Jumat 24 Feb 2023 23:18 WIB

Oknum Tenaga Pengajar di Cirebon Diduga Cabuli Murid Difabel

Polresta Cirebon menyebut tersangka pencabulan difabel netra.

Rep: Lilis Sri Handayani/ Red: Irfan Fitrat
Kepala Satuan Reserse Kriminal (Satreskrim) Polresta Cirebon Kompol Anton (tengah).
Foto: Dok Humas Polresta Cirebon
Kepala Satuan Reserse Kriminal (Satreskrim) Polresta Cirebon Kompol Anton (tengah).

REPUBLIKA.CO.ID, CIREBON — Jajaran Satuan Reserse Kriminal (Satreskrim) Polresta Cirebon mengamankan warga berinisial IR (28 tahun) terkait dugaan kasus pencabulan. Tersangka diduga melakukan pencabulan terhadap murid di tempatnya mengajar, yang merupakan difabel grahita.

Kepala Polresta Cirebon Kombes Pol Arif Budiman, melalui Kepala Satreskrim Kompol Anton, menjelaskan, tersangka diduga melakukan pencabulan beberapa kali pada rentang waktu September 2019-Agustus 2021.

Menurut Anton, tindakan tersangka itu akhirnya dilaporkan oleh korban, yang kini berusia 18 tahun, kepada orang tuanya. Orang tua korban lantas melapor ke Unit Pelayanan Perempuan dan Anak (PPA) Satreskrim Polresta Cirebon.
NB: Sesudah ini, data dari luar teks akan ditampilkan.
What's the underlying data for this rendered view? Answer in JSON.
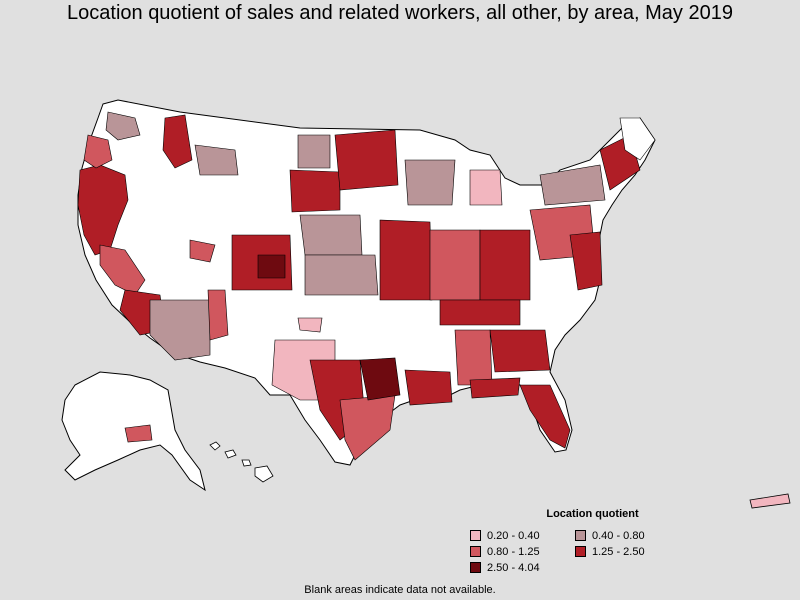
{
  "title": "Location quotient of sales and related workers, all other, by area, May 2019",
  "legend": {
    "title": "Location quotient",
    "items": [
      {
        "label": "0.20 - 0.40",
        "color": "#f2b6bf"
      },
      {
        "label": "0.40 - 0.80",
        "color": "#b99598"
      },
      {
        "label": "0.80 - 1.25",
        "color": "#d0575e"
      },
      {
        "label": "1.25 - 2.50",
        "color": "#b01e26"
      },
      {
        "label": "2.50 - 4.04",
        "color": "#6e0a10"
      }
    ]
  },
  "footnote": "Blank areas indicate data not available.",
  "colors": {
    "background": "#e0e0e0",
    "no_data": "#ffffff",
    "border": "#000000"
  }
}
“Kami menerima laporan tersebut pada 30 Januari 2023. Kemudian melakukan serangkaian penyelidikan hingga penyidikan. Kami juga bertindak cepat dan berhasil mengamankan IR beberapa hari yang lalu,” kata Anton, Jumat (24/2/2023).

Anton menjelaskan, tersangka IR merupakan difabel netra. Tersangka disebut tenaga pengajar di tempat korban bersekolah di wilayah Kabupaten Cirebon.

Berdasarkan hasil pemeriksaan sementara ini, menurut Anton, tersangka melakukan pencabulan dengan modus berpura-pura mengajarkan perbedaan anatomi tubuh laki-laki dan perempuan. 

Dari hasil pemeriksaan sementara ini, diduga tersangka melakukan pencabulan terhadap korban di lingkungan sekolah luar biasa (SLB).

Saat ini, korban dikabarkan masih dalam pendampingan untuk proses pemulihan dari trauma, yang melibatkan sejumlah instansi terkait.

Anton mengatakan, tersangka dijerat Pasal 82 juncto Pasal 76 E Undang-Undang (UU) Nomor 17 Tahun 2016 tentang Penetapan Peraturan Pemerintah Pengganti UU Nomor 1 Tahun 2016 tentang Perubahan Kedua atas UU Nomor 23 Tahun 2002 tentang Perlindungan Anak menjadi UU. 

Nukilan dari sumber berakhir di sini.